Among the new arrivals at the Dallas Museum of Art are a circa-1800 oil, Portrait of an Artist in His Studio, by an unknown painter (gift of Michael L. Rosenberg Foundation); Eminia and the Shepherds (1795) by French artist Guillaume Guillon Lethière (1760–1832), (Dallas Museum of Art Foundation for the Arts and Mrs. John B. O’Hara Fund); a 1988 Miss Blanche armchair made of acrylic and aluminum, designed by Japanese designer Shiro Kuramata (1934–1991) (bought with a variety of funds and museum patron donations); and an Eliel Saarinen (1873–1950) circa-1932–1933 architectonic tea urn (purchased with money contributed by a number of funds and patrons), (Fig 15). Additionally, the museum acquired jointly with the Museum of Fine Arts, Houston, a 35mm film, Black Drop (2012), by British artist Simon Starling (b. 1967).

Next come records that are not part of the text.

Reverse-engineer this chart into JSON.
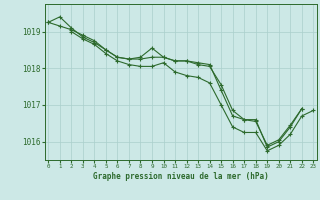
{
  "title": "Graphe pression niveau de la mer (hPa)",
  "background_color": "#cce8e6",
  "grid_color": "#aacfcc",
  "line_color": "#2d6a2d",
  "hours": [
    0,
    1,
    2,
    3,
    4,
    5,
    6,
    7,
    8,
    9,
    10,
    11,
    12,
    13,
    14,
    15,
    16,
    17,
    18,
    19,
    20,
    21,
    22,
    23
  ],
  "series1": [
    1019.25,
    1019.4,
    1019.1,
    1018.85,
    1018.7,
    1018.5,
    1018.3,
    1018.25,
    1018.3,
    1018.55,
    1018.3,
    1018.2,
    1018.2,
    1018.15,
    1018.1,
    1017.4,
    1016.7,
    1016.6,
    1016.6,
    1015.85,
    1016.0,
    1016.4,
    1016.9,
    null
  ],
  "series2": [
    1019.25,
    1019.15,
    1019.05,
    1018.9,
    1018.75,
    1018.5,
    1018.3,
    1018.25,
    1018.25,
    1018.3,
    1018.3,
    1018.2,
    1018.2,
    1018.1,
    1018.05,
    1017.55,
    1016.85,
    1016.6,
    1016.55,
    1015.9,
    1016.05,
    1016.45,
    1016.9,
    null
  ],
  "series3": [
    null,
    null,
    1019.0,
    1018.8,
    1018.65,
    1018.4,
    1018.2,
    1018.1,
    1018.05,
    1018.05,
    1018.15,
    1017.9,
    1017.8,
    1017.75,
    1017.6,
    1017.0,
    1016.4,
    1016.25,
    1016.25,
    1015.75,
    1015.9,
    1016.2,
    1016.7,
    1016.85
  ],
  "ylim": [
    1015.5,
    1019.75
  ],
  "yticks": [
    1016,
    1017,
    1018,
    1019
  ],
  "xlim": [
    -0.3,
    23.3
  ]
}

The MFAH also purchased a classical chair, circa 1816, by Duncan Phyfe (1770–1854) of New York, and the photography-based book collection of California designer Manfred Heiting, which consists of 25,000 photography books and ephemera created in dozens of countries from the mid-nineteenth century through the late twentieth century.

Daniel Grant is a freelance writer specializing in the art industry.